Class was difficult but not impossible. I felt better afterwards. But I felt most “right” about the decision I’d made to stop drinking COMPLETELY, at least for the week.
The week went by uneventfully. I missed the beer a little bit, but not nearly as much as I thought I would. With a clearer head and a healthier body, I enjoyed my exercise classes more than I imagined I could. Work was easier. Everything, somehow, was easier…
That next Friday night I experimented with “weekend-only” drinking and drank too much beer and WINE (OMG a friend brought back WINE from Australia – how could I NOT drink it?!?!) Saturday morning I was miraculously not hung over, but I didn’t need a repeat. I was done. For now.
A few weeks into my sobriety I asked a trainer at my gym who I trust about personal training. I told her I had recently stopped drinking and she said: “Just wait. You will see. Once you detox your body you will start to look and feel better. Give it at least three weeks. You just need to not drink.” Affirmed, I kept “not drinking.”

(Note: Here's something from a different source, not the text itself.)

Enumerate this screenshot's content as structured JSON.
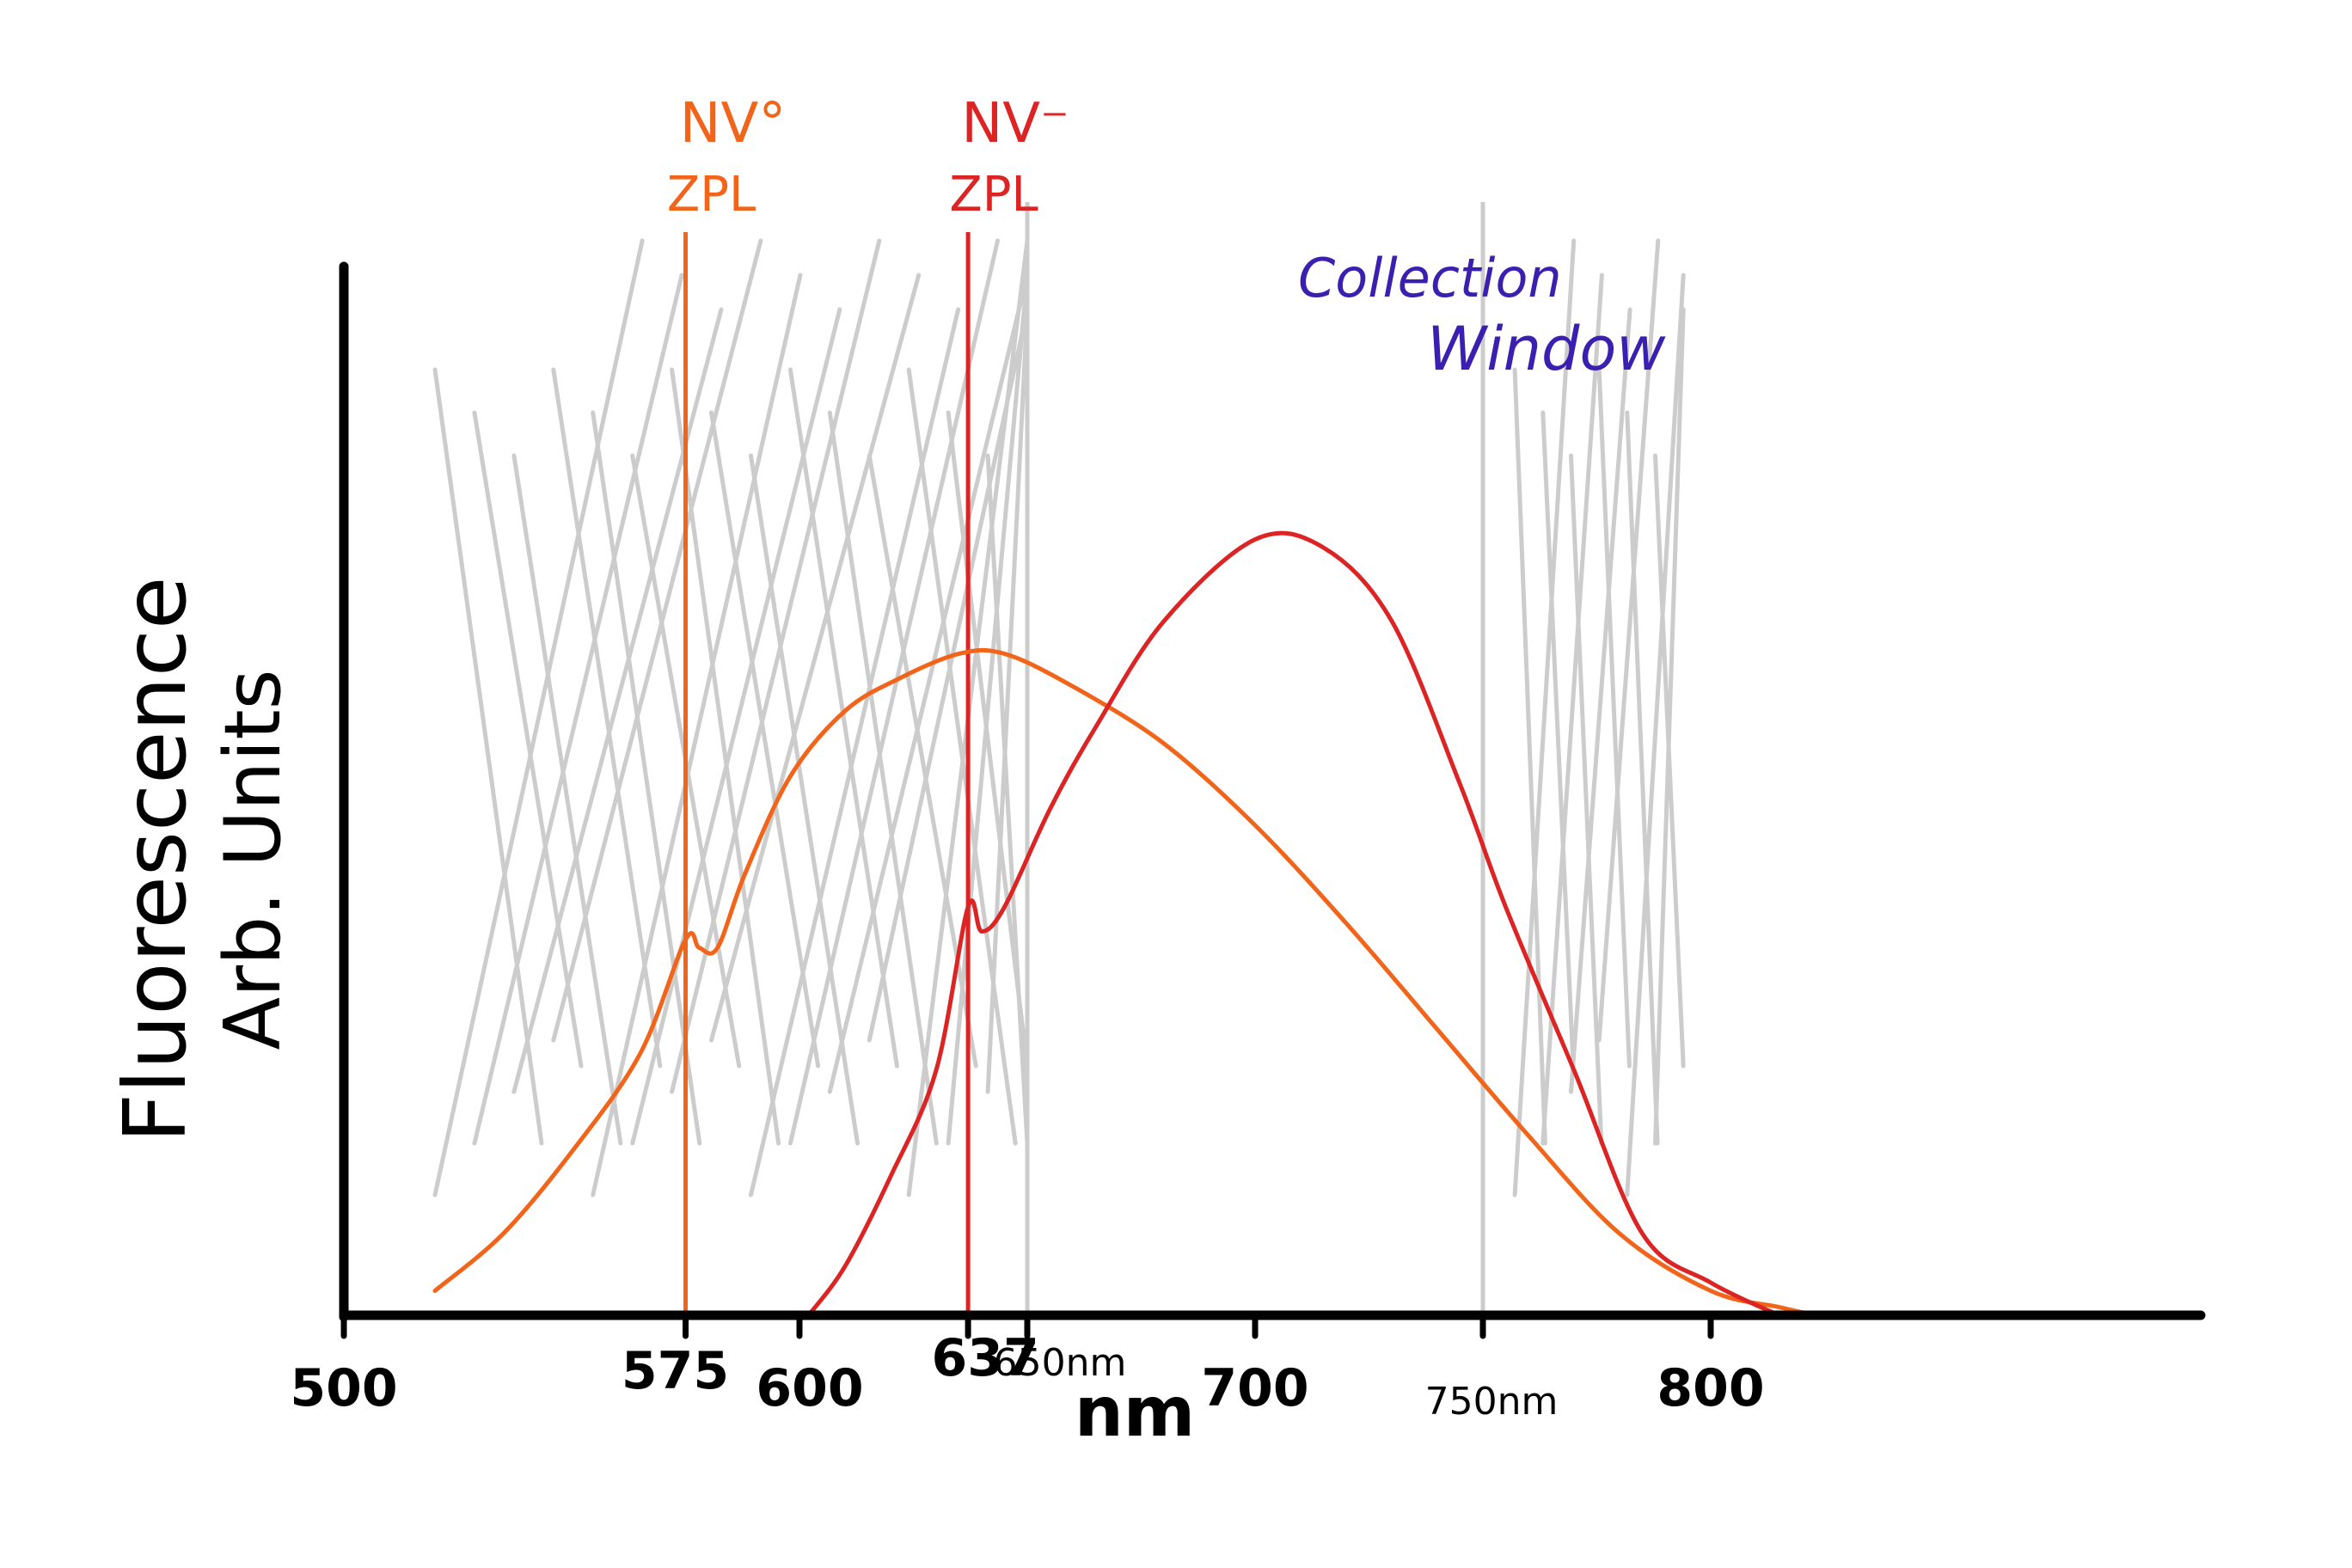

Weeks went by, then months. I lost more weight. I started to physically feel better. My fitness classes were more fun and enjoyable. But the best part was that I started to MENTALLY feel better. Better than I had in my recent memory… Better than I had, well, EVER!
I can’t say that I haven’t had ANYTHING to drink: in three and a half months I’ve had maybe five drinks total. But I’ve had little urge to drink more, to binge, or to drink regularly.

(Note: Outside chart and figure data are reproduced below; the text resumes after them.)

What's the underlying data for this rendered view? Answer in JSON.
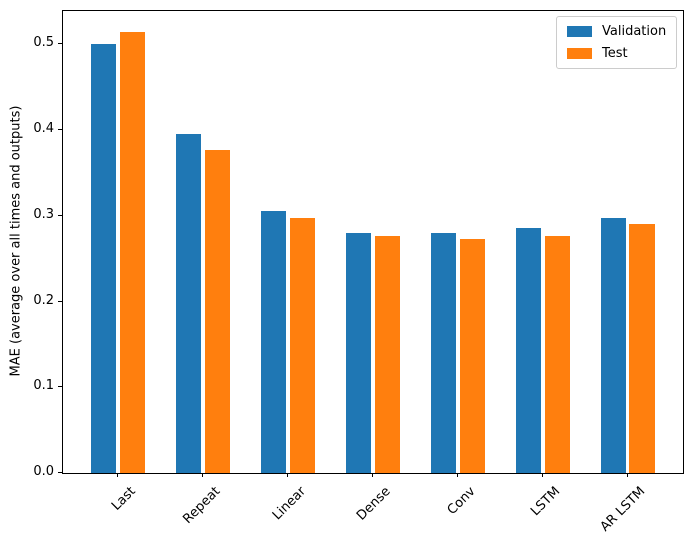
{
  "chart_data": {
    "type": "bar",
    "title": "",
    "xlabel": "",
    "ylabel": "MAE (average over all times and outputs)",
    "categories": [
      "Last",
      "Repeat",
      "Linear",
      "Dense",
      "Conv",
      "LSTM",
      "AR LSTM"
    ],
    "series": [
      {
        "name": "Validation",
        "color": "#1f77b4",
        "values": [
          0.501,
          0.395,
          0.306,
          0.28,
          0.28,
          0.286,
          0.297
        ]
      },
      {
        "name": "Test",
        "color": "#ff7f0e",
        "values": [
          0.515,
          0.377,
          0.298,
          0.276,
          0.273,
          0.276,
          0.291
        ]
      }
    ],
    "yticks": [
      0.0,
      0.1,
      0.2,
      0.3,
      0.4,
      0.5
    ],
    "ytick_labels": [
      "0.0",
      "0.1",
      "0.2",
      "0.3",
      "0.4",
      "0.5"
    ],
    "ylim": [
      0,
      0.539
    ],
    "grid": false,
    "legend_position": "upper right",
    "x_tick_rotation": 45,
    "bar_group_layout": {
      "bar_width_units": 0.3,
      "offsets_units": [
        -0.17,
        0.17
      ]
    }
  }
}
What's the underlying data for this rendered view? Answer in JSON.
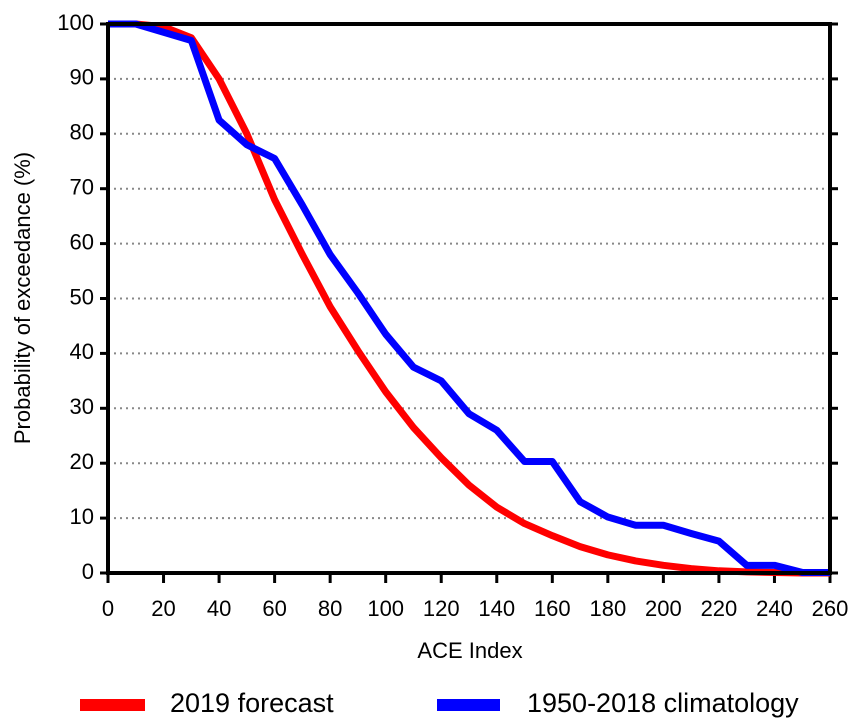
{
  "chart_data": {
    "type": "line",
    "x_label": "ACE Index",
    "y_label": "Probability of exceedance (%)",
    "x": [
      0,
      10,
      20,
      30,
      40,
      50,
      60,
      70,
      80,
      90,
      100,
      110,
      120,
      130,
      140,
      150,
      160,
      170,
      180,
      190,
      200,
      210,
      220,
      230,
      240,
      250,
      260
    ],
    "series": [
      {
        "name": "2019 forecast",
        "color": "#ff0000",
        "values": [
          100,
          100,
          99.5,
          97.5,
          90,
          80,
          68,
          58,
          48.5,
          40.5,
          33,
          26.5,
          21,
          16,
          12,
          9,
          6.8,
          4.8,
          3.3,
          2.2,
          1.4,
          0.8,
          0.4,
          0.2,
          0.1,
          0,
          0
        ]
      },
      {
        "name": "1950-2018 climatology",
        "color": "#0000ff",
        "values": [
          100,
          100,
          98.5,
          97,
          82.5,
          78,
          75.5,
          67,
          58,
          51,
          43.5,
          37.5,
          35,
          29,
          26,
          20.3,
          20.3,
          13,
          10.2,
          8.7,
          8.7,
          7.2,
          5.8,
          1.4,
          1.4,
          0.1,
          0.1
        ]
      }
    ],
    "xlim": [
      0,
      260
    ],
    "xticks": [
      0,
      20,
      40,
      60,
      80,
      100,
      120,
      140,
      160,
      180,
      200,
      220,
      240,
      260
    ],
    "ylim": [
      0,
      100
    ],
    "yticks": [
      0,
      10,
      20,
      30,
      40,
      50,
      60,
      70,
      80,
      90,
      100
    ],
    "grid": true,
    "legend": "bottom"
  }
}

My drinking “triggers” (oh well, you know, anything stressful, happy, unusual, an event, a non-event, etc. etc. etc.) have pretty much all been tested. My friends and family have been supportive and understanding. Interestingly, some friends have also quit drinking at about this same time.
Many, many people have commented about how different I look. Yes, I do look 100 times better – possibly because I am looking at myself through non-depressed eyes. My thoughts are now processed by a brain that doesn’t immediately click into a “fight or flight” response to every potential stressor. As I have told many people, I feel like I have completely re-programmed my body and my brain. More than any compliment about my changed appearance, that is what matters.

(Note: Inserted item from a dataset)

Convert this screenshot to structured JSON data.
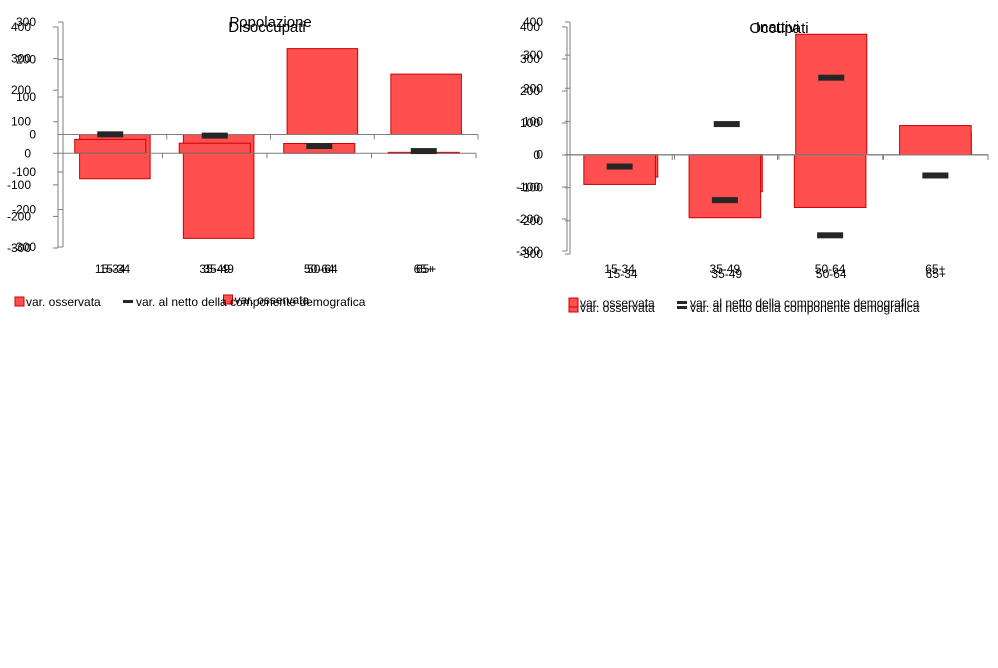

Although I’ve had a ton of support and encouragement along the way, I’ve done this largely on my own, for myself. And THAT, I think, is the difference this time – the WHY this change is working. At a point of self-loathing and anger, I made a commitment to myself to CHANGE.
I’m not saying I’ll never drink again. Am I an alcoholic? Maybe. Are things in my life improving as a result of not drinking? Most definitely. Like everyone, I still face stressors (this morning a client abruptly canceled my service for a wedding TOMORROW after wasting a ton of my time). But it’s easier to cope. Like I said: everything is just easier.
Back to the tranquility tattoo. Tranquility is what I have sought for years. Not happiness, though I used to equate the two. Not fame and/ or fortune (though either would be nice!) Just peace. Tranquility. The ability to turn off my brain for a nanosecond and not feel so anxious and pressed about EVERYTHING. And FINALLY, at 47 and ¾ years of age, I feel like I have found it. Or at least a piece of it. And it feels SO GOOD!
Thank you, dear reader, for persevering through this long blog post ☺ I am grateful to have so many amazing, supportive, positive, healthy, concerned, encouraging, CARING people in my life. I’m pretty much grateful for everything right now. And that feels good, too!!!
Great. Ok, soda is your next challenge. 😎
Thank you ❤️
The irony of living in the isolation of depression is that you feel so alone that you do not reach out, yet once you do (in what ever capacity….sharing with others, journaling/blogging, etc) you soon discover that you are not alone in your journey. In fact my experience has been that the more you face depression the stronger you become.
I’m strengthened by you sharing your journey…..keep going!!